Меня мало волновала выпь.
– Представьте себе, нет. Осушили слишком много болот, и выпи стало негде жить. Впрочем, не думаю, что вам это интересно.
С этим сложно было поспорить, и я специально не стал, чтобы посмотреть, как отреагирует доктор. Оказалось – никак. Он просто пошёл домой, ступая всё тем же твёрдым шагом по скользкой траве.
***
На первое заседание суда меня повезли на следующий день, в полицейской машине, но хоть без наручников. Судья выслушал сторону обвинения, постановил доследовать дело в течение десяти дней, вперился в меня взглядом, а доктор, который до этого стоял за спиной, шагнул вперёд и сказал:
– Ваша честь, я готов внести залог за мистера Хамфри.
– Какой с вас залог, доктор Саймон, – закатил глаза судья. – Два фунта.
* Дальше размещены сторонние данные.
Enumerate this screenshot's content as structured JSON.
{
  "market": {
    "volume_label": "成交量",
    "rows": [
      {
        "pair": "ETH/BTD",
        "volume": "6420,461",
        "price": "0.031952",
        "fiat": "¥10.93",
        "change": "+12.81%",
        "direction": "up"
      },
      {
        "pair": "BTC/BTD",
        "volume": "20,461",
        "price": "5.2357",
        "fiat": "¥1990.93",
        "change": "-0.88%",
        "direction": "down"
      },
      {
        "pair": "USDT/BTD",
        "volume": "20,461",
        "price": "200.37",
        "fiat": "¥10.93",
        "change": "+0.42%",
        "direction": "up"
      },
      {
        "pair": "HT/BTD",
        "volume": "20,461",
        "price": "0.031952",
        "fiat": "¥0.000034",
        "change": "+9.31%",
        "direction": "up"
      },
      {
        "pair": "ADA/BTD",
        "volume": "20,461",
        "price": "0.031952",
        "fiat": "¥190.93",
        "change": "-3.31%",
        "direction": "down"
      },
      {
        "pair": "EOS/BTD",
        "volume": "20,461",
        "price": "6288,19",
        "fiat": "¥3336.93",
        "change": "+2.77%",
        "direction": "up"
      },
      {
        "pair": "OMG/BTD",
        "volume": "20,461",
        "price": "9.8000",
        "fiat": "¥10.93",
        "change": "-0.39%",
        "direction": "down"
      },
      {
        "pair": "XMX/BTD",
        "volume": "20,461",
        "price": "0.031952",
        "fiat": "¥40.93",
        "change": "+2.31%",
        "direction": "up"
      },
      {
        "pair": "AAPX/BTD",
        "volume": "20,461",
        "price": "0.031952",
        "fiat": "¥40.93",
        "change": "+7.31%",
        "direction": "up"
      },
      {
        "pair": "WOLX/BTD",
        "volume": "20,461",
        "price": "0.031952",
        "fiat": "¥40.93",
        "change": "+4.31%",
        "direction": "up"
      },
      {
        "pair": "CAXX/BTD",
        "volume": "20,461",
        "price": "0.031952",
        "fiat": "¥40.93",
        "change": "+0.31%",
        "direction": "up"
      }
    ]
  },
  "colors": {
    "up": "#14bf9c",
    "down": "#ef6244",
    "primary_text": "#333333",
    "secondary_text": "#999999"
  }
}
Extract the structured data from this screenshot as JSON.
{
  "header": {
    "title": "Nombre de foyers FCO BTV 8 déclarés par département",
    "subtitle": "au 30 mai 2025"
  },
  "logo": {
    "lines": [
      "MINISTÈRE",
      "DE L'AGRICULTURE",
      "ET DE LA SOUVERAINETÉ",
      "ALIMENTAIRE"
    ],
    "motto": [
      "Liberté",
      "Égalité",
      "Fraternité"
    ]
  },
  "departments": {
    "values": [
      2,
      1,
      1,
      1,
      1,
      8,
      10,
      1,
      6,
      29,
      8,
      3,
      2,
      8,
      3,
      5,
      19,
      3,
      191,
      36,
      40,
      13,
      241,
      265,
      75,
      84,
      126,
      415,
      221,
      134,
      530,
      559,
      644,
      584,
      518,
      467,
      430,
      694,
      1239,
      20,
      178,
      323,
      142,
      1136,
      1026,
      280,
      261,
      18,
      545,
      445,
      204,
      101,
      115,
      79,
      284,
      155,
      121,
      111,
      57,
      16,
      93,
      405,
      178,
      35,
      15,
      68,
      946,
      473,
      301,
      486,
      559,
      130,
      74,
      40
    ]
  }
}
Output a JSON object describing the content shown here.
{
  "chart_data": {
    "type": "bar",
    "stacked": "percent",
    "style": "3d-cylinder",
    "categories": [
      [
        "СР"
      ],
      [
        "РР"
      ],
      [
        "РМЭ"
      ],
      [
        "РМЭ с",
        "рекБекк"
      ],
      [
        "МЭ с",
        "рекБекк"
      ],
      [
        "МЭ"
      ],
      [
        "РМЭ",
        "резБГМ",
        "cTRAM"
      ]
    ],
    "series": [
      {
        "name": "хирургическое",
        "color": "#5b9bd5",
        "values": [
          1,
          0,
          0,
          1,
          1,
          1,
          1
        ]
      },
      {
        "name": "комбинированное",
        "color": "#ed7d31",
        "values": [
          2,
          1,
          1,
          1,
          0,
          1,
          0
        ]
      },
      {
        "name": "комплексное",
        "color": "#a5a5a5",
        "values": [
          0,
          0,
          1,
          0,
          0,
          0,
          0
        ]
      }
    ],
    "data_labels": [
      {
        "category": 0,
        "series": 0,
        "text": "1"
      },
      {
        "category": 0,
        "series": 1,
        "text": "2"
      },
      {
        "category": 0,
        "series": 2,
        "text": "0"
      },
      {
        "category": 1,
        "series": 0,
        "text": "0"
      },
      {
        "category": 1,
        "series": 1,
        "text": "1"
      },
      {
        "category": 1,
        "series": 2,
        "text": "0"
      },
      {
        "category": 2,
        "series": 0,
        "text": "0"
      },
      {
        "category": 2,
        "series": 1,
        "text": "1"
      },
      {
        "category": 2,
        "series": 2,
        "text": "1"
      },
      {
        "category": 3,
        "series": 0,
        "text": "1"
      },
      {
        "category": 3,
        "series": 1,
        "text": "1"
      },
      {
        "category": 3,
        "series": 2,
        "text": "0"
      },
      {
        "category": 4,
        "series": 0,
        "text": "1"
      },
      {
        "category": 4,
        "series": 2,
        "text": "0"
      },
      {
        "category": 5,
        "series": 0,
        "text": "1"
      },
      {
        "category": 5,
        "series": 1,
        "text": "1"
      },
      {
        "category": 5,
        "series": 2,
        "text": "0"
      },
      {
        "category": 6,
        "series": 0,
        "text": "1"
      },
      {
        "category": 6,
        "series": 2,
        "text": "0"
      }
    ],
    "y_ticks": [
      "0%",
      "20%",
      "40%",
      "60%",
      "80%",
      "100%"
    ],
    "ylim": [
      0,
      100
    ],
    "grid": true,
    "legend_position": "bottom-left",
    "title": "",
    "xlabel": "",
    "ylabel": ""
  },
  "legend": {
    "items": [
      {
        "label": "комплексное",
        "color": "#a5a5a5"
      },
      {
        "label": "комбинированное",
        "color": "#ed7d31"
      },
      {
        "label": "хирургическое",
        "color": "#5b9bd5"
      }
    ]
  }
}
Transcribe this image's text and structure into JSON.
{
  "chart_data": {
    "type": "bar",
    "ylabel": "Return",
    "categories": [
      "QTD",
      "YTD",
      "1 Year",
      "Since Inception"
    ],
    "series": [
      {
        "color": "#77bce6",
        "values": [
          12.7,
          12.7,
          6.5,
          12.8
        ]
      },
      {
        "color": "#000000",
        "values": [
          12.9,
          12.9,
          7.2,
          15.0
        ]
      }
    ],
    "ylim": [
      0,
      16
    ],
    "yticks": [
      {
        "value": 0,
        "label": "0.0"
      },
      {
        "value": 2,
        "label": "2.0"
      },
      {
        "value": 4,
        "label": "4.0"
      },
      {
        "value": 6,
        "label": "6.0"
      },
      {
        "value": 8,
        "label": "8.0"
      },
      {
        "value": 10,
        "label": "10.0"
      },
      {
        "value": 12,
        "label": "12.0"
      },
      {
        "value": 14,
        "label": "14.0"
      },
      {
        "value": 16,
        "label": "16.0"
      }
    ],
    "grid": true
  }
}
Я бы пошутил про то, как дёшево оценили мою тощую тушку, но умел молчать, где надо. Когда мне впервые сказали, что я закончу в тюрьме? Лет десять назад или раньше? Было бы отвратно оправдать ожидания.
– Поедем, – сказал мне доктор, когда нам объявили, что мы можем идти, – я поговорил со старшим констеблем, он позволил заглянуть в дом мистера Кидса и взять ваши вещи.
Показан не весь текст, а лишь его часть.